SNOWMASS, COLO. — Individuals with obstructive sleep apnea exhibit a striking alteration in the typical day-night pattern of sudden cardiac death, underscoring the sleep disorder's potency as a risk factor for nocturnal cardiovascular events, Dr. Bernard J. Gersh said.
It's well established that the peak hours of sudden cardiac death (SCD) in the general population are 6 a.m. until noon, and that the fewest such deaths happen from midnight to 6 a.m. However, this diurnal pattern is reversed in people with obstructive sleep apnea (OSA), Dr. Gersh, professor of medicine at the Mayo Clinic, Rochester, Minn., noted at a conference sponsored by the Society for Cardiovascular Angiography and Interventions.
He cited a study by his colleagues, Dr. Apoor S. Gami and coworkers at the clinic, who reviewed the death certificates and medical records of 112 Minnesotans who underwent polysomnography and later died suddenly from cardiac causes. SCD occurred between midnight and 6 a.m. in 46% of the 78 people with OSA, compared with 21% of those who didn't fulfill criteria for OSA. Persons with OSA had a 2.6-fold greater risk of SCD between midnight and 6 a.m. than in the other 18 hours of the day.
By comparison, a large meta-analysis of studies examining the morning excess of SCD in the general population showed that only 16% of SCDs occurred between midnight and 6 a.m. (Am. J. Cardiol. 1997;79:1512–6). And that 16% figure is surely an overestimate, since it included some individuals with undiagnosed OSA, Dr. Gersh noted at the conference, which was cosponsored by the American College of Cardiology.
In the Minnesota study, severity of OSA correlated directly with the relative risk of SCD occurring from midnight to 6 a.m.
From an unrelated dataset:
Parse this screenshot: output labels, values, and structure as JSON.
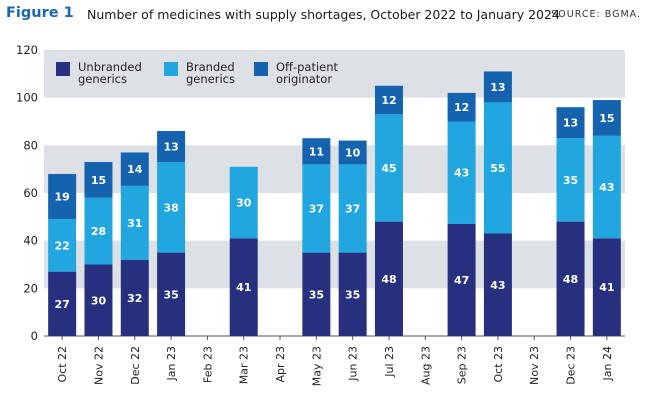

Individuals with an apnea-hypopnea index of 40 or more were 40% more likely to experience SCD between midnight and 6 a.m. than were those with mild to moderate OSA as reflected in an apnea-hypopnea index of 5–39 (N. Engl. J. Med. 2005;352:1206–14).
Dr. Gersh observed that OSA is associated with numerous pathophysiologic changes that provide potential mechanisms promoting arrhythmias and SCD during sleep. These include nocturnal hypoxemia, hypercapnia, a tremendous increase in sympathetic nerve activity, hypertensive surges, endothelial dysfunction, vascular oxidative stress, inflammation, hypercoagulability, and markedly elevated left ventricular wall stress.
In contrast, normal individuals experience decreased sympathetic activity during sleep. Their risk not only of SCD but also of onset of acute MI is at a nadir during the 6-hour period beginning at midnight. The peak in the incidence of these events from 6 a.m. until noon is believed to be related to increased coagulability and sympathetic drive.
Dr. Gersh noted that in a separate study by Dr. Gami and coworkers—presented last fall at the American Heart Association annual meeting—they reported that onset of acute MI in individuals with OSA followed the same pattern of increased incidence during the hours of sleep as did SCD. Onset of MI occurred between midnight and 6 a.m. in 32% of individuals known to have OSA and just 5% of those without OSA.